The government-run hospital “was running on a short staff and short on supplies most of the time,” Chollet said. She said power outages and generator failures aren’t uncommon, yet the staff is undaunted.

Chollet used her medical skills to help with a Cesarean section delivery of twin girls at the hospital, each healthy and weighing 7 pounds. Fathers wait outside during deliveries, the labor area and operating theaters accommodating several women within the shared spaces.

Even without Doppler fetal monitors, fetoscopes and other equipment considered standard in the U.S., the hospital can be a lifesaver for village women with high-risk pregnancies and those who develop complications during labor and delivery, many of whom receive little prenatal care.

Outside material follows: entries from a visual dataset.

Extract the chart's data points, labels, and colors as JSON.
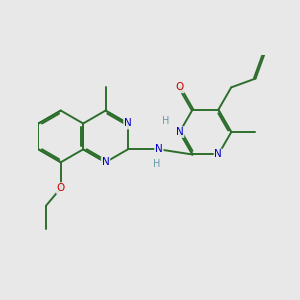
{
  "bg": "#e8e8e8",
  "bc": "#2d6e2d",
  "nc": "#0000cc",
  "oc": "#cc0000",
  "nhc": "#6699aa",
  "lw": 1.4,
  "dbo": 0.028,
  "bl": 1.0,
  "xlim": [
    -4.5,
    4.5
  ],
  "ylim": [
    -4.0,
    3.5
  ]
}
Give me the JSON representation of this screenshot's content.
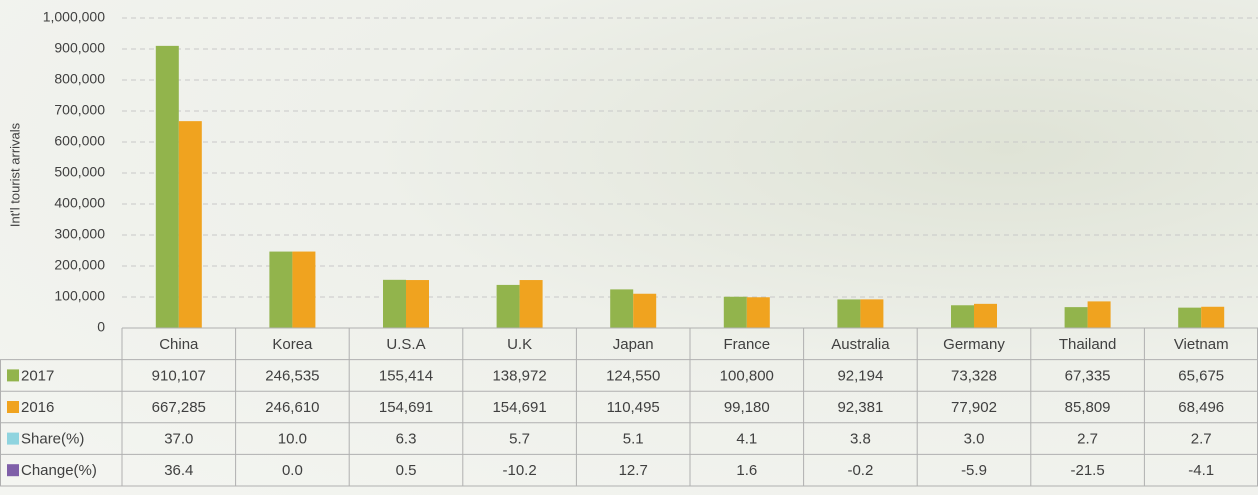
{
  "chart_data": {
    "type": "bar",
    "y_label": "Int'l tourist arrivals",
    "categories": [
      "China",
      "Korea",
      "U.S.A",
      "U.K",
      "Japan",
      "France",
      "Australia",
      "Germany",
      "Thailand",
      "Vietnam"
    ],
    "series": [
      {
        "name": "2017",
        "color": "#92b44c",
        "values": [
          910107,
          246535,
          155414,
          138972,
          124550,
          100800,
          92194,
          73328,
          67335,
          65675
        ],
        "value_labels": [
          "910,107",
          "246,535",
          "155,414",
          "138,972",
          "124,550",
          "100,800",
          "92,194",
          "73,328",
          "67,335",
          "65,675"
        ]
      },
      {
        "name": "2016",
        "color": "#f0a31f",
        "values": [
          667285,
          246610,
          154691,
          154691,
          110495,
          99180,
          92381,
          77902,
          85809,
          68496
        ],
        "value_labels": [
          "667,285",
          "246,610",
          "154,691",
          "154,691",
          "110,495",
          "99,180",
          "92,381",
          "77,902",
          "85,809",
          "68,496"
        ]
      },
      {
        "name": "Share(%)",
        "color": "#8fd4df",
        "values": [
          37.0,
          10.0,
          6.3,
          5.7,
          5.1,
          4.1,
          3.8,
          3.0,
          2.7,
          2.7
        ],
        "value_labels": [
          "37.0",
          "10.0",
          "6.3",
          "5.7",
          "5.1",
          "4.1",
          "3.8",
          "3.0",
          "2.7",
          "2.7"
        ]
      },
      {
        "name": "Change(%)",
        "color": "#7f5fa8",
        "values": [
          36.4,
          0.0,
          0.5,
          -10.2,
          12.7,
          1.6,
          -0.2,
          -5.9,
          -21.5,
          -4.1
        ],
        "value_labels": [
          "36.4",
          "0.0",
          "0.5",
          "-10.2",
          "12.7",
          "1.6",
          "-0.2",
          "-5.9",
          "-21.5",
          "-4.1"
        ]
      }
    ],
    "ylim": [
      0,
      1000000
    ],
    "yticks": [
      0,
      {
        "value": 100000,
        "label": "100,000"
      },
      {
        "value": 200000,
        "label": "200,000"
      },
      {
        "value": 300000,
        "label": "300,000"
      },
      {
        "value": 400000,
        "label": "400,000"
      },
      {
        "value": 500000,
        "label": "500,000"
      },
      {
        "value": 600000,
        "label": "600,000"
      },
      {
        "value": 700000,
        "label": "700,000"
      },
      {
        "value": 800000,
        "label": "800,000"
      },
      {
        "value": 900000,
        "label": "900,000"
      },
      {
        "value": 1000000,
        "label": "1,000,000"
      }
    ],
    "grid": true
  }
}
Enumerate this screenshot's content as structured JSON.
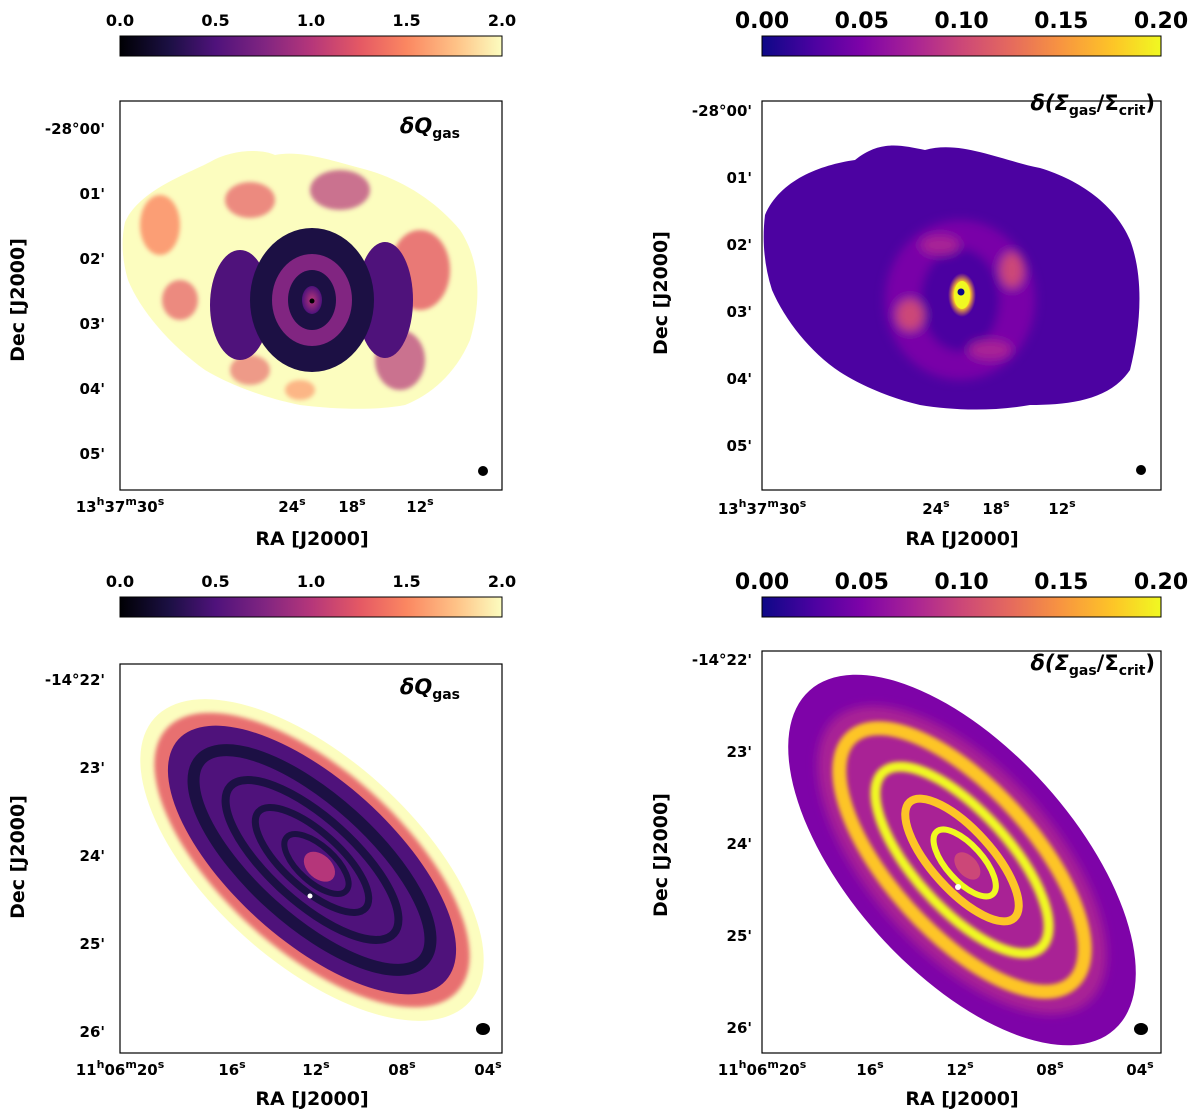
{
  "chart_data": [
    {
      "type": "heatmap",
      "panel": "top-left",
      "title_main": "δQ",
      "title_sub": "gas",
      "colormap": "magma",
      "colorbar": {
        "range": [
          0.0,
          2.0
        ],
        "ticks": [
          "0.0",
          "0.5",
          "1.0",
          "1.5",
          "2.0"
        ],
        "tick_values": [
          0.0,
          0.5,
          1.0,
          1.5,
          2.0
        ],
        "font": "small"
      },
      "xlabel": "RA [J2000]",
      "ylabel": "Dec [J2000]",
      "xticks": [
        {
          "base": "13",
          "sup1": "h",
          "mid": "37",
          "sup2": "m",
          "sec": "30",
          "sup3": "s"
        },
        {
          "sec": "24",
          "sup3": "s"
        },
        {
          "sec": "18",
          "sup3": "s"
        },
        {
          "sec": "12",
          "sup3": "s"
        }
      ],
      "yticks": [
        "-28°00'",
        "01'",
        "02'",
        "03'",
        "04'",
        "05'"
      ],
      "galaxy": "face-on barred spiral with ring",
      "beam": "small circular"
    },
    {
      "type": "heatmap",
      "panel": "top-right",
      "title_main": "δ(Σ",
      "title_sub1": "gas",
      "title_mid": "/Σ",
      "title_sub2": "crit",
      "title_end": ")",
      "colormap": "plasma",
      "colorbar": {
        "range": [
          0.0,
          0.2
        ],
        "ticks": [
          "0.00",
          "0.05",
          "0.10",
          "0.15",
          "0.20"
        ],
        "tick_values": [
          0.0,
          0.05,
          0.1,
          0.15,
          0.2
        ],
        "font": "large"
      },
      "xlabel": "RA [J2000]",
      "ylabel": "Dec [J2000]",
      "xticks": [
        {
          "base": "13",
          "sup1": "h",
          "mid": "37",
          "sup2": "m",
          "sec": "30",
          "sup3": "s"
        },
        {
          "sec": "24",
          "sup3": "s"
        },
        {
          "sec": "18",
          "sup3": "s"
        },
        {
          "sec": "12",
          "sup3": "s"
        }
      ],
      "yticks": [
        "-28°00'",
        "01'",
        "02'",
        "03'",
        "04'",
        "05'"
      ],
      "galaxy": "face-on barred spiral with ring",
      "beam": "small circular"
    },
    {
      "type": "heatmap",
      "panel": "bottom-left",
      "title_main": "δQ",
      "title_sub": "gas",
      "colormap": "magma",
      "colorbar": {
        "range": [
          0.0,
          2.0
        ],
        "ticks": [
          "0.0",
          "0.5",
          "1.0",
          "1.5",
          "2.0"
        ],
        "tick_values": [
          0.0,
          0.5,
          1.0,
          1.5,
          2.0
        ],
        "font": "small"
      },
      "xlabel": "RA [J2000]",
      "ylabel": "Dec [J2000]",
      "xticks": [
        {
          "base": "11",
          "sup1": "h",
          "mid": "06",
          "sup2": "m",
          "sec": "20",
          "sup3": "s"
        },
        {
          "sec": "16",
          "sup3": "s"
        },
        {
          "sec": "12",
          "sup3": "s"
        },
        {
          "sec": "08",
          "sup3": "s"
        },
        {
          "sec": "04",
          "sup3": "s"
        }
      ],
      "yticks": [
        "-14°22'",
        "23'",
        "24'",
        "25'",
        "26'"
      ],
      "galaxy": "inclined spiral with multiple rings",
      "beam": "larger elliptical"
    },
    {
      "type": "heatmap",
      "panel": "bottom-right",
      "title_main": "δ(Σ",
      "title_sub1": "gas",
      "title_mid": "/Σ",
      "title_sub2": "crit",
      "title_end": ")",
      "colormap": "plasma",
      "colorbar": {
        "range": [
          0.0,
          0.2
        ],
        "ticks": [
          "0.00",
          "0.05",
          "0.10",
          "0.15",
          "0.20"
        ],
        "tick_values": [
          0.0,
          0.05,
          0.1,
          0.15,
          0.2
        ],
        "font": "large"
      },
      "xlabel": "RA [J2000]",
      "ylabel": "Dec [J2000]",
      "xticks": [
        {
          "base": "11",
          "sup1": "h",
          "mid": "06",
          "sup2": "m",
          "sec": "20",
          "sup3": "s"
        },
        {
          "sec": "16",
          "sup3": "s"
        },
        {
          "sec": "12",
          "sup3": "s"
        },
        {
          "sec": "08",
          "sup3": "s"
        },
        {
          "sec": "04",
          "sup3": "s"
        }
      ],
      "yticks": [
        "-14°22'",
        "23'",
        "24'",
        "25'",
        "26'"
      ],
      "galaxy": "inclined spiral with multiple rings",
      "beam": "larger elliptical"
    }
  ]
}
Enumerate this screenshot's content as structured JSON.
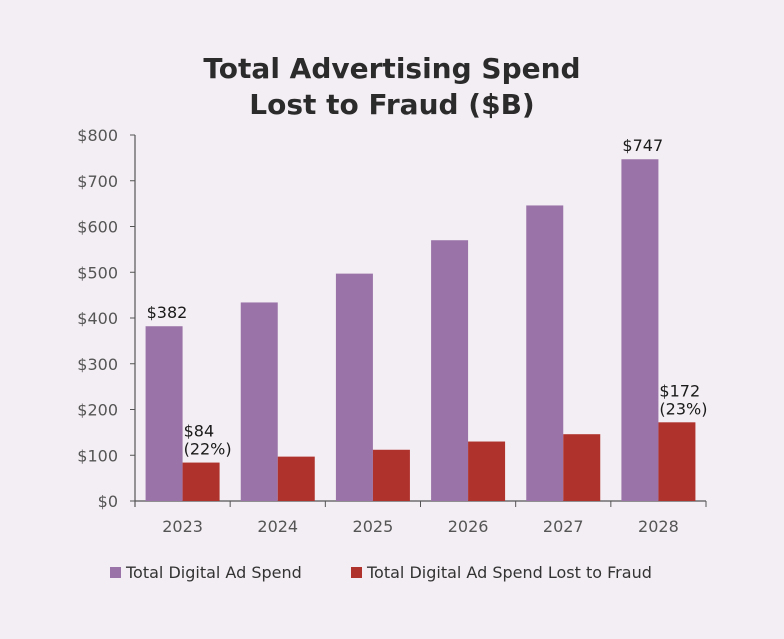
{
  "chart_data": {
    "type": "bar",
    "title": "Total Advertising Spend",
    "subtitle": "Lost to Fraud ($B)",
    "categories": [
      "2023",
      "2024",
      "2025",
      "2026",
      "2027",
      "2028"
    ],
    "series": [
      {
        "name": "Total Digital Ad Spend",
        "color": "#9a74a8",
        "values": [
          382,
          434,
          497,
          570,
          646,
          747
        ]
      },
      {
        "name": "Total Digital Ad Spend Lost to Fraud",
        "color": "#b0322c",
        "values": [
          84,
          97,
          112,
          130,
          146,
          172
        ]
      }
    ],
    "y_ticks": [
      "$0",
      "$100",
      "$200",
      "$300",
      "$400",
      "$500",
      "$600",
      "$700",
      "$800"
    ],
    "ylim": [
      0,
      800
    ],
    "grid": false,
    "legend": "bottom",
    "annotations": [
      {
        "series": 0,
        "category": "2023",
        "lines": [
          "$382"
        ]
      },
      {
        "series": 1,
        "category": "2023",
        "lines": [
          "$84",
          "(22%)"
        ]
      },
      {
        "series": 0,
        "category": "2028",
        "lines": [
          "$747"
        ]
      },
      {
        "series": 1,
        "category": "2028",
        "lines": [
          "$172",
          "(23%)"
        ]
      }
    ]
  }
}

Intervention is critical, said Chollet.

She traveled to Uganda with her brother Peter Chollet, 27, who works in health information technology in Kansas City, Mo. Initially he was asked about developing an app that could help the hospital reach women with critical deliveries.

The siblings determined that something far more basic - an on-call taxi system of motorcycles and bicycles with attached gurneys - could better serve the villagers. The concept is among the observations and suggestions they provided to officials.

Despite its remote location, cellphone towers are common in the Kamuli district south of Lake Kayoga, where the population exceeds 55,000 people. Chollet envisions cellphones as a link between the hospital, taxi drivers and the birth attendants seeking help.

“It will still be slow, but it’s better than setting out on foot or not going at all,” she said.

Chollet’s experience in Uganda is one of several adventures she can share when she starts a one-year women’s health care fellowship this month with the University of Tennessee in Memphis. Her career also has taken her to Guatemala, Nicaragua and Malaysia.

Always adventurous, Chollet said she didn’t know what to expect from her work in Africa. When she and her brother flew to Uganda, she offered just one word of advice.

“I told my brother to keep an open mind.”